Its no secret anymore that our representatives actually represent their own
interests, not ours. I would argue that corporate interests are _not_ what
they represent. It's their _own_ interests. The lobbies give them money,
status and power. If a different suitor came along they would turn on their
current lobbyist buddies in a heartbeat if they got a better offer.

So right there, that needs to change. When the electorate is able to provide
the representatives with more incentive to represent us than the lobbyists do
only then will we get our representatives back. How do we take money out of
politics?

First we overturn the Citizens United ruling and end corporate personhood or
at least restrict what constitutes free speech for corporations. As long as
money is considered speech in politics we'll have trouble.

The problem with this is that money actually can be speech. We vote with our
wallet all the time. So how can we stop this without unintended side effects?

Government sponsored campaigns and strict limits on contributions is probably
the most common sense and easy way to do this. A system where there is a limit
to campaign expenses and the government subsidizes candidates that doesn't
have as much money as their opponent up to the limit is a good plan. I know
some states are trying to enact policies in that vein. I hope more do and
succeed.

------
billpatrianakos
Yeah, these guys are doing absolutely nothing helpful at all. You know why I'm
an entrepreneur? Because the job market is so shitty that it made more sense
to create my own job than be unemployed for an indefinite period of time. And
even if we're able to find a job it would pay below poverty levels. Before I
went into business I was a manager at a fast food restaurant. After two years
and 3 promotions you know what my pay was? $10/hr. I was lucky if I could even
afford the employee discounted food there.

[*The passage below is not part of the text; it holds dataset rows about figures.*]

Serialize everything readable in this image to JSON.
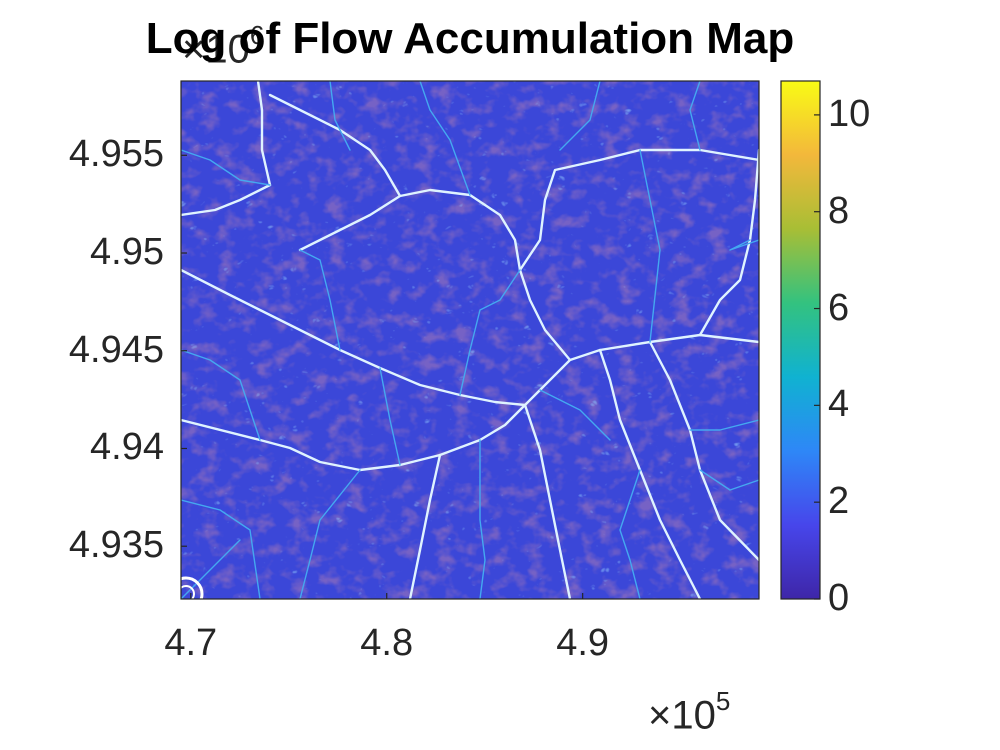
{
  "title": "Log of Flow Accumulation Map",
  "axes": {
    "x_exponent_base": "×10",
    "x_exponent_power": "5",
    "y_exponent_base": "×10",
    "y_exponent_power": "6",
    "x_ticks": [
      {
        "value": 4.7,
        "label": "4.7"
      },
      {
        "value": 4.8,
        "label": "4.8"
      },
      {
        "value": 4.9,
        "label": "4.9"
      }
    ],
    "y_ticks": [
      {
        "value": 4.955,
        "label": "4.955"
      },
      {
        "value": 4.95,
        "label": "4.95"
      },
      {
        "value": 4.945,
        "label": "4.945"
      },
      {
        "value": 4.94,
        "label": "4.94"
      },
      {
        "value": 4.935,
        "label": "4.935"
      }
    ],
    "xlim": [
      4.695,
      4.99
    ],
    "ylim": [
      4.9323,
      4.9588
    ]
  },
  "colorbar": {
    "range": [
      0,
      10.7
    ],
    "ticks": [
      {
        "value": 0,
        "label": "0"
      },
      {
        "value": 2,
        "label": "2"
      },
      {
        "value": 4,
        "label": "4"
      },
      {
        "value": 6,
        "label": "6"
      },
      {
        "value": 8,
        "label": "8"
      },
      {
        "value": 10,
        "label": "10"
      }
    ],
    "colormap": [
      "#3e26a8",
      "#4746eb",
      "#2e87f7",
      "#10b2d1",
      "#33c27f",
      "#a8be35",
      "#f3b83b",
      "#f9fb15"
    ]
  },
  "colors": {
    "background": "#3b47d8",
    "valley_dark": "#2f1f90",
    "stream_light": "#dff3ff",
    "stream_mid": "#44a8f0",
    "axis": "#262626"
  }
}
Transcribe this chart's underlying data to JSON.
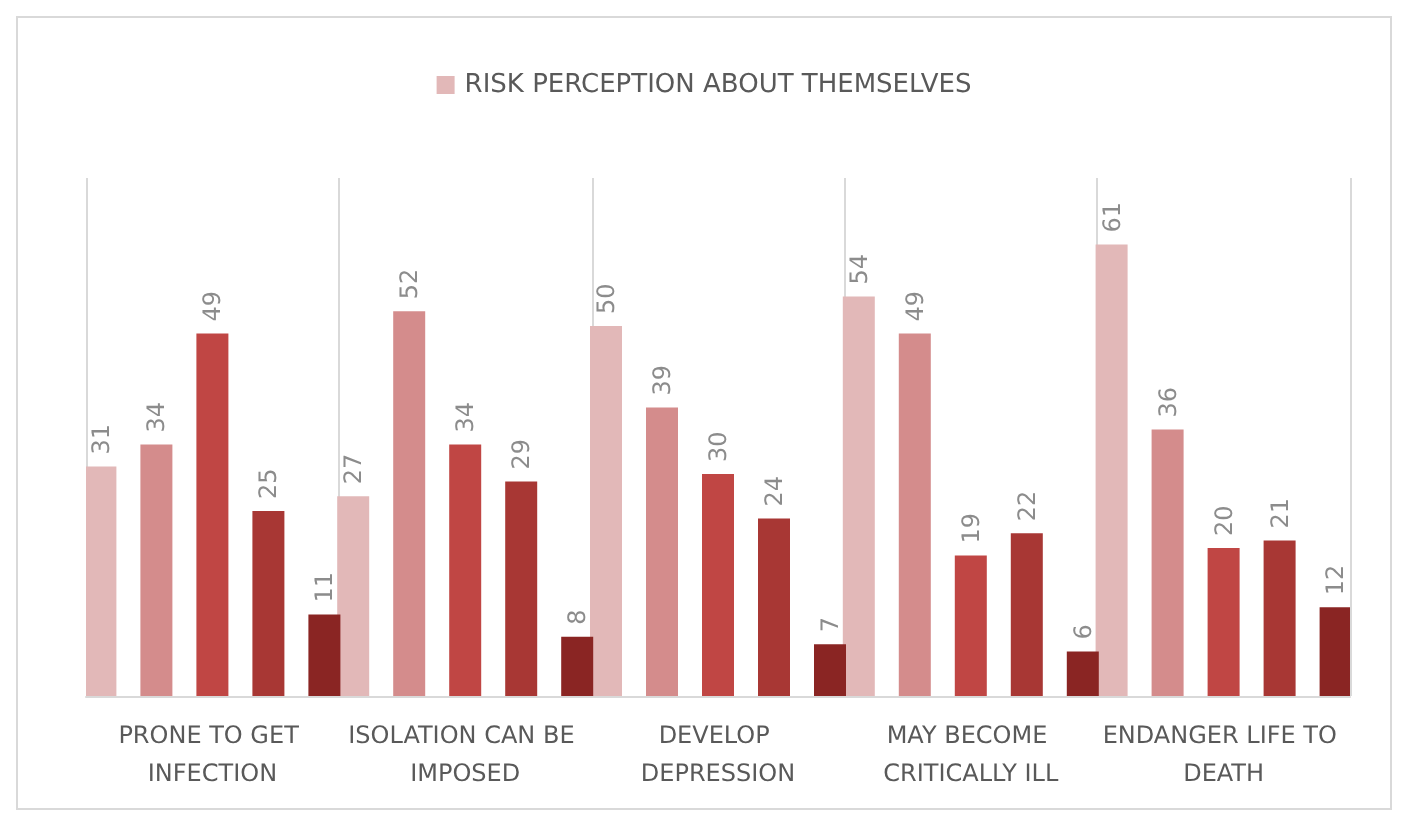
{
  "chart_data": {
    "type": "bar",
    "categories": [
      "PRONE TO GET INFECTION",
      "ISOLATION CAN BE IMPOSED",
      "DEVELOP DEPRESSION",
      "MAY BECOME CRITICALLY ILL",
      "ENDANGER LIFE TO DEATH"
    ],
    "series": [
      {
        "name": "RISK PERCEPTION ABOUT THEMSELVES",
        "color": "#e2b8b8",
        "values": [
          31,
          27,
          50,
          54,
          61
        ]
      },
      {
        "color": "#d48c8c",
        "values": [
          34,
          52,
          39,
          49,
          36
        ]
      },
      {
        "color": "#c04644",
        "values": [
          49,
          34,
          30,
          19,
          20
        ]
      },
      {
        "color": "#a83734",
        "values": [
          25,
          29,
          24,
          22,
          21
        ]
      },
      {
        "color": "#8a2523",
        "values": [
          11,
          8,
          7,
          6,
          12
        ]
      }
    ],
    "data_labels": true,
    "grid": "x",
    "legend": "top"
  }
}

So terms limits sound good but it's just not happening soon. The way we can
impose term limits without amending the constitution is to educate people,
organize them, and then make sure each of our communities bands together to
vote out all incumbents after 2 or 4 years. In order to appease everyone we
should also make sure there is a republican and democrat running for that
office during every "vote out the incumbent" year regardless of what party
currently holds the seat.

Yeah, it sounds idealistic and it is. I wouldn't try to convince anyone it
would work in reality but in theory it sounds good. Too bad reality sucks.